Anya Schutzbach und Rainer Weiss zur Gründung von weissbooks

Anya Schutzbach, Rainer Weiss
Foto: Jeannette Faure

Heute fand im Frankfurter Literaturhaus die Pressekonferenz zur Gründung des Verlages weissbooks GmbH zum 1. Januar .2008 statt ([mehr…] und im aktuellen BuchMarkt auf S. 178). Geschäftsführer und gleichzeitig auch Gesellschafter sind Anya Schutzbach (43) und Dr. Rainer Weiss (58), der Sitz des Verlages ist derzeit noch in der Siesmayerstraße 44.

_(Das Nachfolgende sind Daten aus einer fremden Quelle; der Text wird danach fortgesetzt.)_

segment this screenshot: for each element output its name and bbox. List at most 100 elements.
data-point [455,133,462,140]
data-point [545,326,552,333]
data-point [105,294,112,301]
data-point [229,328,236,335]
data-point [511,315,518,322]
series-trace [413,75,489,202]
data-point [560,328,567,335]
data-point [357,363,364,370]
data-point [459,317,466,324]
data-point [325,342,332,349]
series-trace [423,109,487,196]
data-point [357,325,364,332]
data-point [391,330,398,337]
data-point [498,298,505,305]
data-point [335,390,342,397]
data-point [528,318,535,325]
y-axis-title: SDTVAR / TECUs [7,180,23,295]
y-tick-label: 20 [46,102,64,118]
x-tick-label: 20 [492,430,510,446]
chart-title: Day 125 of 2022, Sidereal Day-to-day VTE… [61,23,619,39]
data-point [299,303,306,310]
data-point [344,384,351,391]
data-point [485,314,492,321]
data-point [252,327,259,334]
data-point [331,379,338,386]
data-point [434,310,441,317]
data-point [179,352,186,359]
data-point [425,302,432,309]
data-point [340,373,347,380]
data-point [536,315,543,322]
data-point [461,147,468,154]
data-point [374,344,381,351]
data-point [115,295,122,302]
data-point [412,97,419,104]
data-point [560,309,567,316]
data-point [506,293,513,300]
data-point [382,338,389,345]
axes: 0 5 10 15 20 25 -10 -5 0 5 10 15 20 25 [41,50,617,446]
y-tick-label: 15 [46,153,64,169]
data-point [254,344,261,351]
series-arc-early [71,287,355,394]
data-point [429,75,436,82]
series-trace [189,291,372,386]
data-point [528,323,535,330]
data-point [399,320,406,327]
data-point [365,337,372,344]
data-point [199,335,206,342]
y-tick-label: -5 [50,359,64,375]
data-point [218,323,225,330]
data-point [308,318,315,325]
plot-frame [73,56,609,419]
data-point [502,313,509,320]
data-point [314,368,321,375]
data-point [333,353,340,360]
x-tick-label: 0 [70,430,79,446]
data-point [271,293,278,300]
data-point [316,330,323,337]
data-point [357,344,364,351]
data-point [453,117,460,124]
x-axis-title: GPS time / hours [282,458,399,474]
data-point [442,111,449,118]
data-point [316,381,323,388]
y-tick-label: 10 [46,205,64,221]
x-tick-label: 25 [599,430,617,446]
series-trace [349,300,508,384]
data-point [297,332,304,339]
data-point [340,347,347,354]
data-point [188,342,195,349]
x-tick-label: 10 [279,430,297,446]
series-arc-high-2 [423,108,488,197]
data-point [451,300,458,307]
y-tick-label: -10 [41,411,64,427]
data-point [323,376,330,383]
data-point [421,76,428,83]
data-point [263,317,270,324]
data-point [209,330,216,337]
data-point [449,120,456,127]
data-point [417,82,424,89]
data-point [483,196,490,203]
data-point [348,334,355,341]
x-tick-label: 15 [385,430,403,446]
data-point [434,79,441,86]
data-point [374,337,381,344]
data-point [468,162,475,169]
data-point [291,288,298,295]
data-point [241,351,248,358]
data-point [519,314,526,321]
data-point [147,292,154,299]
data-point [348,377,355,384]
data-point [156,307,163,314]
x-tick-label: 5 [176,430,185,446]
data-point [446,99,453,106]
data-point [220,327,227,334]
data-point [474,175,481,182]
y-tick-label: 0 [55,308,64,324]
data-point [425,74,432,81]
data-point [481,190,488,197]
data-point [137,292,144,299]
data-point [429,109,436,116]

buchmarkt.de: Glückwunsch zur Verlagsgründung! Sie sagten heute Vormittag in der Pressekonferenz, dass dies ein wohl überlegter Schritt ist. Wer außer Ihrer Mitgeschäftsführerin Anya Schutzbach, die wie Sie auch lange Jahre bei Suhrkamp war, unterstützt sie dabei?
Rainer Weiss: Wir machen den Verlag, unterstützt von einer weiteren Mitarbeiterin, erst einmal alleine, abgesehen von einigen externen Mitarbeitern. Und so soll es auch eine ganze Weile bleiben, wir wollen schnell und wendig sein, und das können wir nur durch eine extrem stimmige Partnerschaft. Die ist da. Gleichzeitig gibt es eine klare Arbeitsteilung. So ist Anya Schutzbach für Vertrieb, Verkauf, Werbung und Online-Präsentation zuständig, ich kümmere mich um das Programm, das Lektorat, die Presse. Unterstützt werden wir freilich von einem Beirat, der beratend und kontrollierend unsere Arbeit begleitet. Diesem gehören Hans G. Bungers (Controlling/Steuern), Dr. Christina Eibl (Marketing/Strategie), Dr. Rainer Lampe (Unternehmensberatung/Management), Prof. Dr. Manfred Schiedermair und Dr. jur. Magda Streuli-Youssef (beide Recht) an.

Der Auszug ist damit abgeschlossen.